Fig. 4. The simulation of the flow of sweat in 3D-PMED. The red ink was applied to simulate the sweat flow in 3D-PMED drove by capillary effect. Different volumes (0, 50 μL, 100 μL, 150 μL, 200 μL, 250 μL) red ink were injected into the 3D-PMED. After the flowing process for around 5 seconds, the 3D-PMED was unfolded for recording the results. The photographs displayed that the red ink first spread laterally, then penetrated into the next layer with increase of ink. The 250 μL red ink almost spread through the whole chamber of 3D-PMED.

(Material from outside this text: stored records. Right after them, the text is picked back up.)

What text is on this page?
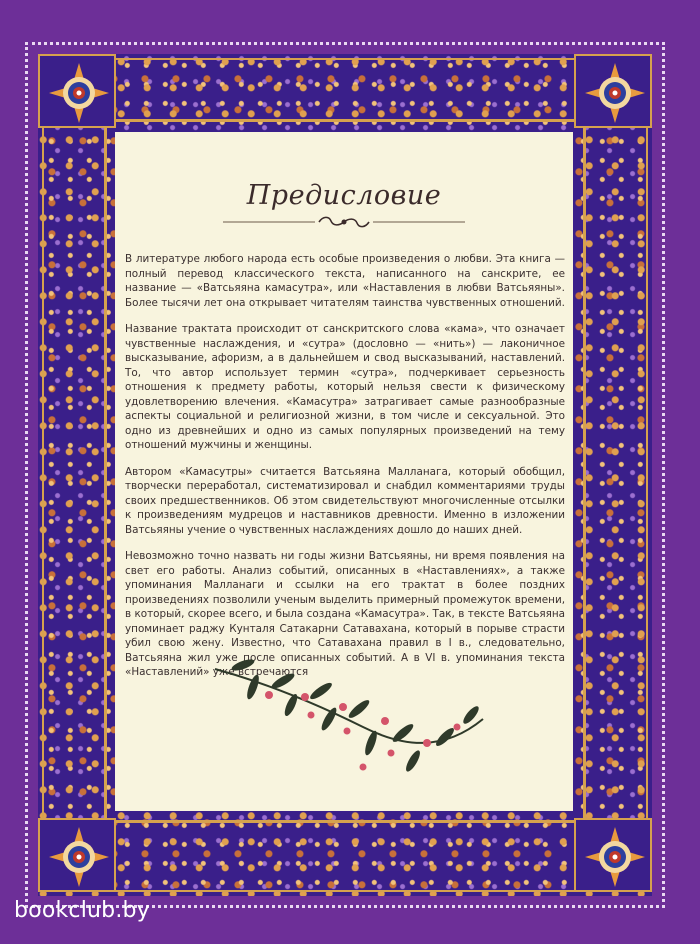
Предисловие

В литературе любого народа есть особые произведения о любви. Эта книга — полный перевод классического текста, написанного на санскрите, ее название — «Ватсьяяна камасутра», или «Наставления в любви Ватсьяяны». Более тысячи лет она открывает читателям таинства чувственных отношений.

Название трактата происходит от санскритского слова «кама», что означает чувственные наслаждения, и «сутра» (дословно — «нить») — лаконичное высказывание, афоризм, а в дальнейшем и свод высказываний, наставлений. То, что автор использует термин «сутра», подчеркивает серьезность отношения к предмету работы, который нельзя свести к физическому удовлетворению влечения. «Камасутра» затрагивает самые разнообразные аспекты социальной и религиозной жизни, в том числе и сексуальной. Это одно из древнейших и одно из самых популярных произведений на тему отношений мужчины и женщины.

Автором «Камасутры» считается Ватсьяяна Малланага, который обобщил, творчески переработал, систематизировал и снабдил комментариями труды своих предшественников. Об этом свидетельствуют многочисленные отсылки к произведениям мудрецов и наставников древности. Именно в изложении Ватсьяяны учение о чувственных наслаждениях дошло до наших дней.

Невозможно точно назвать ни годы жизни Ватсьяяны, ни время появления на свет его работы. Анализ событий, описанных в «Наставлениях», а также упоминания Малланаги и ссылки на его трактат в более поздних произведениях позволили ученым выделить примерный промежуток времени, в который, скорее всего, и была создана «Камасутра». Так, в тексте Ватсьяяна упоминает раджу Кунталя Сатакарни Сатавахана, который в порыве страсти убил свою жену. Известно, что Сатавахана правил в I в., следовательно, Ватсьяяна жил уже после описанных событий. А в VI в. упоминания текста «Наставлений» уже встречаются

bookclub.by
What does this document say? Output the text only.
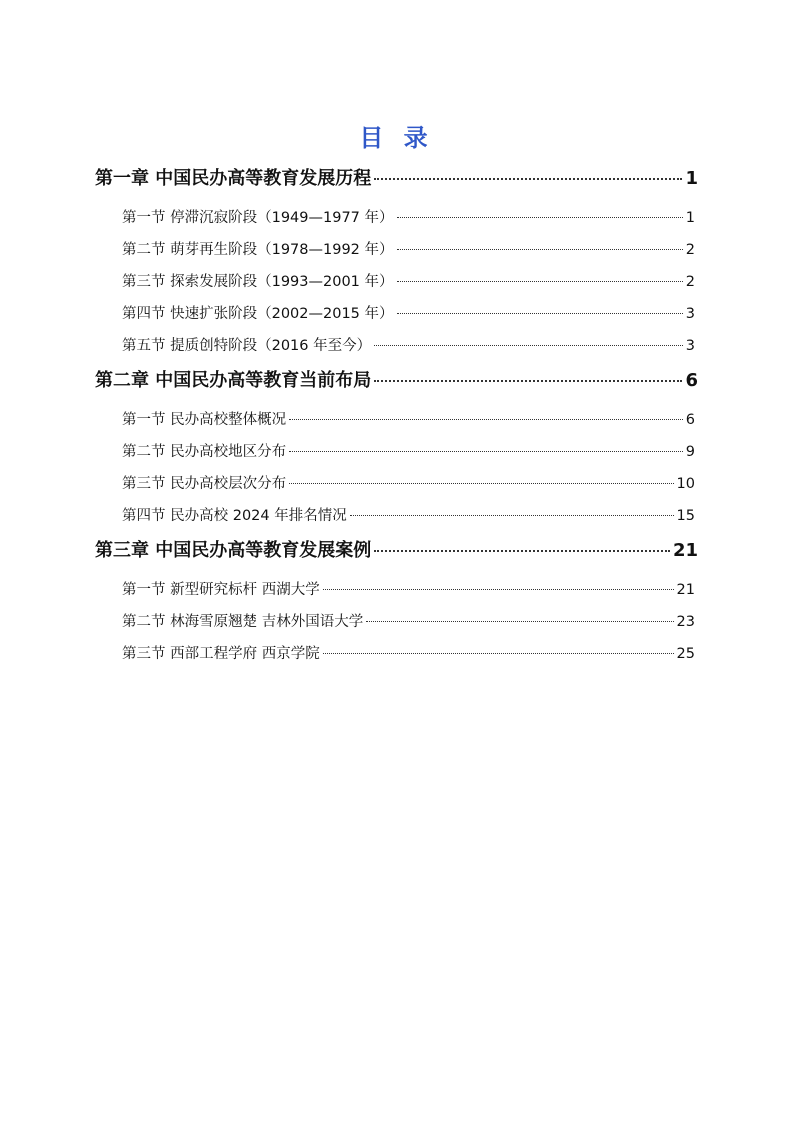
目 录
第一章 中国民办高等教育发展历程	1
第一节 停滞沉寂阶段（1949—1977 年）	1
第二节 萌芽再生阶段（1978—1992 年）	2
第三节 探索发展阶段（1993—2001 年）	2
第四节 快速扩张阶段（2002—2015 年）	3
第五节 提质创特阶段（2016 年至今）	3
第二章 中国民办高等教育当前布局	6
第一节 民办高校整体概况	6
第二节 民办高校地区分布	9
第三节 民办高校层次分布	10
第四节 民办高校 2024 年排名情况	15
第三章 中国民办高等教育发展案例	21
第一节 新型研究标杆 西湖大学	21
第二节 林海雪原翘楚 吉林外国语大学	23
第三节 西部工程学府 西京学院	25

Fig. 5. Amperometric detection of glucose in the flow injection analysis system with 3D-PMED. (A) Amperometric current response at –0.1 V (vs. Ag/AgCl reference electrode) with alternant injecting of glucose (successive addition of 0.5 mM, 1.0 mM, 1.5 mM, 2.0 mM glucose) and PBS. (B) The calibration plot with the error bar ranging from 0 mM to 2.0 mM.

Fig. 6. On-body measurement of glucose in sweat with 3D-PMED. (A and B) The photograph of the 3D-PMED was applied on the forearm of a subject, who was asked to perform the cycling exercise. (C) The subject heart rate and the calorie subject consumed were recorded by the multifunctional cycle ergometer. (D) The current response of glucose in sweat was measured by an electrochemical workstation.